The door behind me opened. Jessie burst in.
“Kaitlin, I need to talk to you.”
He turned right back around again. I had to jog to catch up. He led me back to the suite.
“Paula, could you excuse us for a moment?”
Paula’s eyes got really wide, but she hurried from the room without a word. As soon as the door closed behind her, Jessie turned on me.
“The wands didn’t pick up any trace of explosives—of any kind.”
Jessie was holding onto all of his emotions very tightly. Carefully, I nodded.
“Good.”
“The job on the keypad looked more like vandalism than safecracking to me.” He took a step closer. I had to tip my head back to keep my eyes on that stone blank face. One eyebrow rose. “Would you know anything about that?”
“Yes.”
“You can visually ID these people?”
I nodded.
“You know they are going to try to implicate you, discredit you. Are you ready for that?”
I didn’t answer. Yes, I’d known that, but it had sounded totally different in the confines of my head.
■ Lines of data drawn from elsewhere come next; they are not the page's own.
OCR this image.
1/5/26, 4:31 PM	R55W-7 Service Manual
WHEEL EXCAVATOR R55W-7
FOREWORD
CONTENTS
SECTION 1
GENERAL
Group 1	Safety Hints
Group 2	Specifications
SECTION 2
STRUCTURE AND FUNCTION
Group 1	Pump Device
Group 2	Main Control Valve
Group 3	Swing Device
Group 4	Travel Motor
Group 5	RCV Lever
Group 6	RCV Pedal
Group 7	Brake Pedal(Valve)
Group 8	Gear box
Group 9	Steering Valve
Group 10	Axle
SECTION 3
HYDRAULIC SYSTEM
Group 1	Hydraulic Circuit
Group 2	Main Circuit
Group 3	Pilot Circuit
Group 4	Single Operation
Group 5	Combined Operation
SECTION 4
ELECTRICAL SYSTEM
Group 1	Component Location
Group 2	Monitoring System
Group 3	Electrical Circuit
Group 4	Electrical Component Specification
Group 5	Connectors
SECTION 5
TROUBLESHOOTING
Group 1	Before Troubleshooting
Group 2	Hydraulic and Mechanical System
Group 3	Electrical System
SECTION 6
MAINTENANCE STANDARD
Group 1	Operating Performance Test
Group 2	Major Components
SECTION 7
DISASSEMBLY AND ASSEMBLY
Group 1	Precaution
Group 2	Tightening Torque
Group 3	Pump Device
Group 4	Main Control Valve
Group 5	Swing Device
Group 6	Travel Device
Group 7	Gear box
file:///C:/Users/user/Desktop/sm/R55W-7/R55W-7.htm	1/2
Jessie gripped my upper arms.
“I’ll do what I can to protect you, but if they hit too close to home, you are going to have to come clean with Cam. Are you prepared to do that?”
A little tremor answered that question for me. Ashley, asleep so long now, ran her nails down every nerve in my body. But Ashley, whose life had been so long ago now, couldn’t matter at this moment. Because there was Mak…and his knife. Because there was Stephan who didn’t seem to understand the difference between stealing jewelry and stealing lives.
And Cam would hate me forever.
My gaze had sunk to Jessie’s chest. I raised it back up again.
“I guess I’ll have to be.”
“Hey,” Jessie murmured. He pulled me in tight and I hugged him back, needing his strength and his goodness. “It’s going to be alright. You’re not alone. We’ll be right here with you.”